Special Tools Recommended for this Recipe:
2 to 3.5 quart heavy sauce pan (I like Calphalon or All-Clad, and I prefer to use a pan with a stainless steel bottom versus non-stick since you will be whisking the mixture quite a bit and don’t want to scratch a non-stick surface)
Metal Whisk (we kind of love flat whisks)
Pie Pan (I really like my Pyrex 9.5″ deep dish so there’s lots of room for all that puddin’! Also it has convenient little handles to carry it. Bonus.)
Coconut Cream Pie with Chocolate Painted Crust
For the Pie Shell:
- One single-pastry pie crust try this all-shortening flaky pie crust, all-butter flaky pie crust, or combination flaky pie crust, baked as per directions
- 2 ounces dark chocolate
For the Filling:
- 2/3 cup granulated sugar
- 1/4 cup + 1 tablespoon cornstarch
- 1/4 teaspoon salt
- 3 cups unsweetened coconut milk about 1 1/2 cans
- 4 in large egg yolks well-beaten, medium-sized bowl
- 2 tablespoons unsalted butter
- 1 teaspoon vanilla extract
For the Topping:
- 1 1/2 cups whipping cream
- 2 tablespoons powdered sugar
- 1 teaspoon vanilla extract
- 1/3 cup shredded coconut toasted
For the Shell:
Bake pie shell as per individual directions. Allow to cool completely.
In a small dish, melt chocolate in microwave in 30 second increments at half power, stirring in- between, until completely melted.
Using a basting brush, "paint" your cooled pie shell on the bottom and sides with the melted chocolate.
Let stand until chocolate is set and hardened, about 10 minutes. (You can throw this in the fridge or freezer to speed things up if needed).
For the Filling:
In a large saucepan, mix together sugar, cornstarch, and salt.
Stir in 1 cup of the coconut milk until smooth.
Over medium heat, cook until mixture begins to thicken, whisking constantly.
When mixture begins to thicken, add in remaining two cups of coconut milk in a slow stream, whisking constantly.
Continue to stir until mixture continues to thicken and begins to bubble. Boil 1 minute. Remove from heat while completing the next step.
Taking a large ladle, put between 1 1/2 to 2 cups of the hot milk mixture into a liquid measuring cup for easy pouring.
Slowly pour hot milk mixture into beaten egg yolks, whisking rapidly (with a whisk or a fork) to prevent lumping.
Return saucepan to heat and slowly pour yolk mixture back into remaining milk mixture, continuing to whisk rapidly.
Reduce heat to low. Cook for about two more minutes or until mixture is very thick, stirring constantly.

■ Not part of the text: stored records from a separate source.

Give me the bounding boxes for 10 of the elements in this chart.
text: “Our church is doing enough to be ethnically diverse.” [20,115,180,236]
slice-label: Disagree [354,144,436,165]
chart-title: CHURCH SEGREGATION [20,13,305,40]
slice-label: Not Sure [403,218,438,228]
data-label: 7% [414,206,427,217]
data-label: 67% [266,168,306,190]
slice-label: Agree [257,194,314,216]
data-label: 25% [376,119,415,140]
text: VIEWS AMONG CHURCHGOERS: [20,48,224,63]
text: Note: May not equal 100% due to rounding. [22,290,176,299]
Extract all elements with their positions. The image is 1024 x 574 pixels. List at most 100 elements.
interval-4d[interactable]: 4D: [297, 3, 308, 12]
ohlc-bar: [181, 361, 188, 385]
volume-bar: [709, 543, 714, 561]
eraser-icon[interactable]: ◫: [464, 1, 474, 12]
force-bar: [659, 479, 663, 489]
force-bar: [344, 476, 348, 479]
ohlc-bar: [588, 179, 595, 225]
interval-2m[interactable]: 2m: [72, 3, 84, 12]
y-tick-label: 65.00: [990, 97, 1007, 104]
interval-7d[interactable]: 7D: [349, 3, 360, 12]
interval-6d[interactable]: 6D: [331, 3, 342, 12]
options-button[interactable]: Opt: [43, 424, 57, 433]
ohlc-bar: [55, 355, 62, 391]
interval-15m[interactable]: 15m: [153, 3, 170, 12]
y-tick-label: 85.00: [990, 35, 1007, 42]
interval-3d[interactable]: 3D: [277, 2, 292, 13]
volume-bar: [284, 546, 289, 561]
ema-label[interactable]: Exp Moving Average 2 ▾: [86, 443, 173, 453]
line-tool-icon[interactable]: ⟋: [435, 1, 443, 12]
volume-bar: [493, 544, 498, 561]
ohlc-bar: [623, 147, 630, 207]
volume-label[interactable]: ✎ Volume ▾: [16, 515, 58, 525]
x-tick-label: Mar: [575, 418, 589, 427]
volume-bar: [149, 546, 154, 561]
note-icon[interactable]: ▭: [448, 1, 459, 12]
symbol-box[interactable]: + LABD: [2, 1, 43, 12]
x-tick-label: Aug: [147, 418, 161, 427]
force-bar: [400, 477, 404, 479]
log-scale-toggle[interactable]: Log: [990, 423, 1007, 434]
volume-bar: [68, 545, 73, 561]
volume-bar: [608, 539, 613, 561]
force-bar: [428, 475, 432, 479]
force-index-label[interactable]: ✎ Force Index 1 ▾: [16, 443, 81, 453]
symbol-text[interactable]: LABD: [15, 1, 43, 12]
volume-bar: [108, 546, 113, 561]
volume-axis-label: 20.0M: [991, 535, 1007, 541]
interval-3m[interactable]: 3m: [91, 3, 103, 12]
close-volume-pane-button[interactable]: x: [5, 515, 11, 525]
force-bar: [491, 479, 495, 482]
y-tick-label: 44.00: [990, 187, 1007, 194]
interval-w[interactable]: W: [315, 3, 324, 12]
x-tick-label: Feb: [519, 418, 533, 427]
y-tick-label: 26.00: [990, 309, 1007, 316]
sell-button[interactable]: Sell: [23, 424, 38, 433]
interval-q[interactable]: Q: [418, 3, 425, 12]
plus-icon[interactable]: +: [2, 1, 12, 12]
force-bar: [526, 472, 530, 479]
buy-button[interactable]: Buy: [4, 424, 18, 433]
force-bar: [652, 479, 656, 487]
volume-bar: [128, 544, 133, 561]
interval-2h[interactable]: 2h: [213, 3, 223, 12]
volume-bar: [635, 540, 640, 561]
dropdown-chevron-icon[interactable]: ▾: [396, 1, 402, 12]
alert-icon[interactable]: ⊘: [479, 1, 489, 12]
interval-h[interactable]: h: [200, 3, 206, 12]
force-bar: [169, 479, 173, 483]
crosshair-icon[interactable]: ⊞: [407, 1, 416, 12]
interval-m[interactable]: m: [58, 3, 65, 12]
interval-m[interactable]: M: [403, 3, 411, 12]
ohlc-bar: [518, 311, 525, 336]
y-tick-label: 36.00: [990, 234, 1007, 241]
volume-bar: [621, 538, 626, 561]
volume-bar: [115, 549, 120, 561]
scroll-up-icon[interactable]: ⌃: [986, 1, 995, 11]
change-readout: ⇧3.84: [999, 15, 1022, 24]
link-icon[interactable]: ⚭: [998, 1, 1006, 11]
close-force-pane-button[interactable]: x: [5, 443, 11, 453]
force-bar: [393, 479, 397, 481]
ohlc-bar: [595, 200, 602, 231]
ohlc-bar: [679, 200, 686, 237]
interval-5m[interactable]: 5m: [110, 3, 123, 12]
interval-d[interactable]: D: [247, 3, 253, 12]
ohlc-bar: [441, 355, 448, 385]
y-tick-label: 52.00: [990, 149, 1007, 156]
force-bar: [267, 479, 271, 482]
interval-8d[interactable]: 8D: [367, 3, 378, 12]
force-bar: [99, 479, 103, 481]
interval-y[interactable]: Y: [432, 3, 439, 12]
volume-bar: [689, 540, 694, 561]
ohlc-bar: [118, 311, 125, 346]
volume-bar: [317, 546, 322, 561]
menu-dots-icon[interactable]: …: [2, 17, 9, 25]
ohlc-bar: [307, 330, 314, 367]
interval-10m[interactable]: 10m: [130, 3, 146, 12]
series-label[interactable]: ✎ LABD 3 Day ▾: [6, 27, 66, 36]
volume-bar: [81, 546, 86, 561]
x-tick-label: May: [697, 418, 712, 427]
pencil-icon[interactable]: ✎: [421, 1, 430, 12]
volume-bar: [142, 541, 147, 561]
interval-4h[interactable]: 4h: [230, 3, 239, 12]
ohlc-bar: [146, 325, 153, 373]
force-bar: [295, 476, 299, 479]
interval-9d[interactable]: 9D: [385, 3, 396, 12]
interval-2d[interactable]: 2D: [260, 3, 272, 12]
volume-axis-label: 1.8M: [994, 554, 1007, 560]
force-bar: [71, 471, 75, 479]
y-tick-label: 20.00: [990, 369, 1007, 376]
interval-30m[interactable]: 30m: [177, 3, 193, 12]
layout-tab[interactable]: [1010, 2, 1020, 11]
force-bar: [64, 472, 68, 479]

Remove saucepan from heat. Stir in butter and vanilla extract until butter has melted completely.
Set aside filling to cool slightly, stirring occasionally, to prevent a skin.
Using a fine mesh sieve, strain pudding into prepared pie shell and spread evenly.
Place plastic wrap directly on surface of filling and refrigerate pie until filling is set (about 3 hours).
For the Topping:
To serve, beat whipping cream in medium bowl until stiff peaks form.
Add powdered sugar and vanilla, and beat briefly until incorporated.
Spoon whipped cream onto filling and swirl to make an attractive design.
Sprinkle top with toasted coconut. (To toast coconut, simply put shredded coconut in pan over medium heat and stir periodically until toasted, about 5-7 minutes.)
Recipe NotesChange it Up:
Substitute regular cow's milk for the coconut milk. Increase butter to 4 tablespoons, and vanilla extract to 2 teaspoons. After adding these ingredients, stir 1 cup flaked coconut into the pudding.
Dress it Down:
Not into chocolate? Just leave out the painted crust. No prob.